Sie hatten das Aus der Kreisreform gemeinsam mit Woidke eingefädelt: Mittelmark-Landrat Wolfgang Blasig (SPD) als Vorsitzender des Landkreistages und Potsdams Oberbürgermeister Jann Jakobs (SPD) als Präsident des Brandenburger Städte- und Gemeindebundes. Sie riefen am Donnerstag zur einer gemeinsamen Konferenz der Regierung mit Kreisen und kreisfreien Städte über eine neue Verwaltungsreform auf. Jakobs sagte, es sei unverständlich, dass Schröter mit den kreisfreien Städten Sondergespräche führen wolle. Das zerstörte Vertrauen werde von den Ergebnissen abhängen. Blasig warnte vor zu hohen Erwartungen: In dieser Legislaturperiode seien ohnehin keine großen Würfe mehr zu erwarten. Feste Eckpunkte für eine Funktionalreform seien erst nach der Wahl 2019 zu erwarten. Das Ziel müsse es nun sein, trotz Fachkräftemangel und rückläufiger Bevölkerungszahl die Leistungen bürgernah zu erbringen.

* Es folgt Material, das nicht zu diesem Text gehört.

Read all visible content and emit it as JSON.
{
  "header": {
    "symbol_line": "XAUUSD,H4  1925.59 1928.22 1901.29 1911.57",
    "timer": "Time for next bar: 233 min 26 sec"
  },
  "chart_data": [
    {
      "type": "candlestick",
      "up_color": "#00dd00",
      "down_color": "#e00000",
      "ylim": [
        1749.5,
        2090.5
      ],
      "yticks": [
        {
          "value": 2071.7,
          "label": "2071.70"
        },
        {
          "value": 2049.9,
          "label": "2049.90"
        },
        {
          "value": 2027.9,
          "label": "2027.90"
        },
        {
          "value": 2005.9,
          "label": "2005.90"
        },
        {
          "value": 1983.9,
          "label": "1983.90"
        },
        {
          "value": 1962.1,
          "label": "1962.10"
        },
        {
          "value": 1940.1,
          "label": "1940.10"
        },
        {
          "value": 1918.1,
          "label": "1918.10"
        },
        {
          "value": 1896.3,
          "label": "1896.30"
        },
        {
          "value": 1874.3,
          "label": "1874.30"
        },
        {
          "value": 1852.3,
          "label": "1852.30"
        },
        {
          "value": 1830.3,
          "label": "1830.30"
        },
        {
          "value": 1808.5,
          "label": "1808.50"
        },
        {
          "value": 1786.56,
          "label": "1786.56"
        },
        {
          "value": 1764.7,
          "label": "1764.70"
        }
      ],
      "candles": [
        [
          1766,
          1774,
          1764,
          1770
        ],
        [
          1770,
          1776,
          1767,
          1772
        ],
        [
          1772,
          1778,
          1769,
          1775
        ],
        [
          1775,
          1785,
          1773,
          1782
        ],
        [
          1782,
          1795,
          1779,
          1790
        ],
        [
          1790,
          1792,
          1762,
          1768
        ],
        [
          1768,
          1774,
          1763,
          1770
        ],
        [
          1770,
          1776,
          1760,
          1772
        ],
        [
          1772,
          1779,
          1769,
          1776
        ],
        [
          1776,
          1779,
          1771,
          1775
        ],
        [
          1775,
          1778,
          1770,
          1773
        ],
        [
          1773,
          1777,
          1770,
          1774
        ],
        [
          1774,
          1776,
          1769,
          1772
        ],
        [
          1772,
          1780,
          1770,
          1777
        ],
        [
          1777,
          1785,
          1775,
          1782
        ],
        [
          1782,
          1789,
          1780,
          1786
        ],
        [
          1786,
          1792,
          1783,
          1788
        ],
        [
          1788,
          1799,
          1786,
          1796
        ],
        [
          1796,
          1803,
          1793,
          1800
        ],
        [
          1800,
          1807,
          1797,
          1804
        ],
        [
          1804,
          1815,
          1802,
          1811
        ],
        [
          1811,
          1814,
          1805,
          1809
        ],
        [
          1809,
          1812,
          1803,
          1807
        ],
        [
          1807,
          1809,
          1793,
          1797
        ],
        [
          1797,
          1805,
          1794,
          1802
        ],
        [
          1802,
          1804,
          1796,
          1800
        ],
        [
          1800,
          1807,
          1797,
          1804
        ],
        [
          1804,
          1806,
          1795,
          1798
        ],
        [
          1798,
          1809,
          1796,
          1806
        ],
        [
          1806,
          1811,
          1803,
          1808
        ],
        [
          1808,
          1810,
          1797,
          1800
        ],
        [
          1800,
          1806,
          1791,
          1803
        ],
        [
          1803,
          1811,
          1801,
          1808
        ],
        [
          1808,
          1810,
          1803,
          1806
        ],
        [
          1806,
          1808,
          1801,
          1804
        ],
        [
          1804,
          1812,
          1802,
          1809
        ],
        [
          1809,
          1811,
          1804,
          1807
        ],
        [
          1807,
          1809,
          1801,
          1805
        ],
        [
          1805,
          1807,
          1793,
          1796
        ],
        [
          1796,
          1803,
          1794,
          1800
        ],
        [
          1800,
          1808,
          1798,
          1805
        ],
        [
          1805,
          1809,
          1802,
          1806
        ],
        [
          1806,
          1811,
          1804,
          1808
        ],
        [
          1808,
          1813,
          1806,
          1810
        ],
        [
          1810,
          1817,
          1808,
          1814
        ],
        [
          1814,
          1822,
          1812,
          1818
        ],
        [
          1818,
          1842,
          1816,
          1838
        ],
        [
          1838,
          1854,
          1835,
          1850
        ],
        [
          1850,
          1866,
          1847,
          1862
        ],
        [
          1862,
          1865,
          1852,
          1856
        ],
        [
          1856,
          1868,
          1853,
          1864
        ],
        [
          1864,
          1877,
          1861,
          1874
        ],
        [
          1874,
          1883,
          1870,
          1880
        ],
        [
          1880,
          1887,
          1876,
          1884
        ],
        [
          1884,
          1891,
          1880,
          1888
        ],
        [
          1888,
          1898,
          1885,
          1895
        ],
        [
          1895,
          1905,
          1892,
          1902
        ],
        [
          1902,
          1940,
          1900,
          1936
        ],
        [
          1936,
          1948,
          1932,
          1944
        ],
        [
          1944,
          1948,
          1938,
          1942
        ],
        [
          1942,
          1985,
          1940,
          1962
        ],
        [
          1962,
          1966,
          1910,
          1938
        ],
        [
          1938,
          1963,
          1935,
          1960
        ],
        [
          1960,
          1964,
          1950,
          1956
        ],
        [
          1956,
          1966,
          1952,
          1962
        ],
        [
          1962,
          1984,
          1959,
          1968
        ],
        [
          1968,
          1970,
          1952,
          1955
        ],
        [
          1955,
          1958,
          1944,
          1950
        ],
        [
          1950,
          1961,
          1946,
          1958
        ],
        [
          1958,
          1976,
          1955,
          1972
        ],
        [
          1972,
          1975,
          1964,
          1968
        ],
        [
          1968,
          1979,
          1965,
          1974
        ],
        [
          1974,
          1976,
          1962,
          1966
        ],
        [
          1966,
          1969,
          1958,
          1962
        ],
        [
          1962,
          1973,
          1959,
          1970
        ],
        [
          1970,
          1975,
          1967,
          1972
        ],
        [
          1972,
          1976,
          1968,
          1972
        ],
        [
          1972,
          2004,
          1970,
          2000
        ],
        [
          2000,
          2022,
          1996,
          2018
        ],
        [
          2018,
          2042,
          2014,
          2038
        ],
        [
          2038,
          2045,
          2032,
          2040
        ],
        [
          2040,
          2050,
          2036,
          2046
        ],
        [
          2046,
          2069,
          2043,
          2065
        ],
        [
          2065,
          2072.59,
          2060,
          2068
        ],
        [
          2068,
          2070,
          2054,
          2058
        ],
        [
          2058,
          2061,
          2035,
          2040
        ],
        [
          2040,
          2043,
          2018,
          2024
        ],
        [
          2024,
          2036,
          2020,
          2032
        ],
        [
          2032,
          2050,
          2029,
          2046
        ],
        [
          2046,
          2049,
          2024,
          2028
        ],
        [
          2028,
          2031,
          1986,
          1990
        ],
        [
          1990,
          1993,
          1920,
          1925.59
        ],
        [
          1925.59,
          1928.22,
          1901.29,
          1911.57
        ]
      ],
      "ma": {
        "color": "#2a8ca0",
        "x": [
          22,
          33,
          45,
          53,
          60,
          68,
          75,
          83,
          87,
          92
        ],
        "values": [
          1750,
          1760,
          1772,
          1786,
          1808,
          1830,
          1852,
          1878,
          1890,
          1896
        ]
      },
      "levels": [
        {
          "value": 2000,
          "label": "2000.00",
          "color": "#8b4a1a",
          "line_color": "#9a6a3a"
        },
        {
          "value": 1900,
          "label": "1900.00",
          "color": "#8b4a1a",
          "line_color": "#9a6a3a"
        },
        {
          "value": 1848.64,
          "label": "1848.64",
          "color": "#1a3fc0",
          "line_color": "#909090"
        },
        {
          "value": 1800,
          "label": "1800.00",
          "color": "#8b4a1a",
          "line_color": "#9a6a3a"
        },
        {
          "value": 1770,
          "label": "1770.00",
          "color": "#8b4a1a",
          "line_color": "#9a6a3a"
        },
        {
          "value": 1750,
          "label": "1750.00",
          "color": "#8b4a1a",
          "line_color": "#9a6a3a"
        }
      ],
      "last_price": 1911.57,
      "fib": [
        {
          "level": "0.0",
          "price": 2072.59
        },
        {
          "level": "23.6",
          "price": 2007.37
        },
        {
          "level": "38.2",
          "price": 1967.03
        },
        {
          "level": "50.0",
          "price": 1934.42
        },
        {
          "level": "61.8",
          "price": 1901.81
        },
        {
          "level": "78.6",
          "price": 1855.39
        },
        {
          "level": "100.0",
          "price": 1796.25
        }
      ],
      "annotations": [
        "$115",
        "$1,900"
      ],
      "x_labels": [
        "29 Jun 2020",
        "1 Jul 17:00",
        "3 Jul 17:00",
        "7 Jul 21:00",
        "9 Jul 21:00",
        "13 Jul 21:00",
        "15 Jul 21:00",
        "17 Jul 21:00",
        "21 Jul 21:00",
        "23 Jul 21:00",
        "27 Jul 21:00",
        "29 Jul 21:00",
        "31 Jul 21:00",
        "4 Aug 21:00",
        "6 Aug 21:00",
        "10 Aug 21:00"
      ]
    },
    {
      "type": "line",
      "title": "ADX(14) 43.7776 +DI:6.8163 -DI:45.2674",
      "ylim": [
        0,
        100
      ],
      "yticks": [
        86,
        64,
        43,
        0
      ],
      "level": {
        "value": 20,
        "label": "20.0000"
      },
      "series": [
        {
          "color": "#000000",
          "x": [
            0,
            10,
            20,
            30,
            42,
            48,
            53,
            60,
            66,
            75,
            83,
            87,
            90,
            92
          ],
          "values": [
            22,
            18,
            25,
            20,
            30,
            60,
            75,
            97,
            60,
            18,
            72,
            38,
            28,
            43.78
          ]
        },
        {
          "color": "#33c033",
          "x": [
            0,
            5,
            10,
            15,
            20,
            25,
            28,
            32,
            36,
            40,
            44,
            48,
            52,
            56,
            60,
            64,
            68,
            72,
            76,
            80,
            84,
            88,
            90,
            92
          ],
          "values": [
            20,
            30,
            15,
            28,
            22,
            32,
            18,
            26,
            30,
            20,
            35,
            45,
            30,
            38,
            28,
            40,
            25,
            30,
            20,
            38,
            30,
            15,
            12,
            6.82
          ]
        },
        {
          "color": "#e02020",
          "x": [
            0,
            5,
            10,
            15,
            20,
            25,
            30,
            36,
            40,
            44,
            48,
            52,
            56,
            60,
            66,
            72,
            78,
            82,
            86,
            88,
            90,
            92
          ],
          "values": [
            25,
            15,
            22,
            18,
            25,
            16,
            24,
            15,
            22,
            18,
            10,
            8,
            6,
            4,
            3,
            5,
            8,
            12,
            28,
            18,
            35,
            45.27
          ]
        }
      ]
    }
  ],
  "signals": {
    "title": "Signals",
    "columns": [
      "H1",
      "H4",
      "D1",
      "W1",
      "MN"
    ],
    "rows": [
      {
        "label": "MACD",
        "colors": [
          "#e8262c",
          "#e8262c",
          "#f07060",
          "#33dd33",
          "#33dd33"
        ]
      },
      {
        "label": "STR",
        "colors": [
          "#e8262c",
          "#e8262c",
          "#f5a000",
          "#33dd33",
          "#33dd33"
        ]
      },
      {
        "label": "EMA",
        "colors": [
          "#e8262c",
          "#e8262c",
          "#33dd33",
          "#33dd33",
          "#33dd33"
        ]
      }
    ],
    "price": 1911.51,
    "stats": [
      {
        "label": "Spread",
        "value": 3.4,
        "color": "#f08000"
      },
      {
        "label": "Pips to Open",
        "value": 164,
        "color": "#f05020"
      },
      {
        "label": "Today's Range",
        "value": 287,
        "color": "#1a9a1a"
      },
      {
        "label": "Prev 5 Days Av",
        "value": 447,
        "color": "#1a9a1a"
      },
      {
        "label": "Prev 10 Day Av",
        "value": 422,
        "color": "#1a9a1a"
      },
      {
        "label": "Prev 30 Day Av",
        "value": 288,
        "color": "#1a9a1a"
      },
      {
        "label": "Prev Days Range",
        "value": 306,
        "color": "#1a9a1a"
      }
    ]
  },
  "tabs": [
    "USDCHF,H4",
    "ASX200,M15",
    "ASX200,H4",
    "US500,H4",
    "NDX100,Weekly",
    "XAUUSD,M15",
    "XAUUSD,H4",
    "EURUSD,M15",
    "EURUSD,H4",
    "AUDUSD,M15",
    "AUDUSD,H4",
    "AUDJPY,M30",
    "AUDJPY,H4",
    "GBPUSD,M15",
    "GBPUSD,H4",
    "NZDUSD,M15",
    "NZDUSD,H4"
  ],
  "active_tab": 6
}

Gesetz zur Landrätewahl angepackt

Im Sommer hatte der Landtag mit rot-roter Mehrheit für die Kreisreform per Gesetz die Amtszeiten von mehreren Landräten in Fusionskreisen – Elbe-Elster, Ostprignitz-Ruppin, Spree-Neiße, Uckermark, Oberspreewald-Lausitz und Barnim – verlängert auf die Zeit nach der Kommunalwahl 2019, die Direktwahl danach ausgesetzt. Das ist nun nicht mehr haltbar durch den Wegfall der Kreisreform – die Grundlage fehlt. Die CDU hatte rechtzeitig für das Novemberplenum eine Gesetzesnovelle zu den Amtszeiten einbracht, die den alten Zustand wiederherstellt. Rot-Rot und Innenministerium hatten die Fristen verpasst. SPD und Linke besserten nun aber noch einmal nach mit einer Übergangsvorschrift. Städte und Gemeinden mussten schriftlich angehört werden, der Innenausschuss hielt am Mittwochabend noch eine Sondersitzung ab. Am Donnerstag soll die Novelle dann beschlossen werden. Ein Beispiel: In Oberspreewald-Lausitz endet die reguläre Amtszeit von Landrat Siegurd Heinze (parteilos) bereits am 12. Februar. Weil eine Landratswahl aber 102 Tage vor dem Wahltag bekannt gegeben werden muss, Wahlvorbereitungen nötig sind, sollen er und andere Ländräte kurze Zeit länger im Amt bleiben können – für einen Übergang. Denn die Wahl eines neuen Landrats muss in den letzten fünf Amtsmonaten der amtierenden Landräte stattfinden.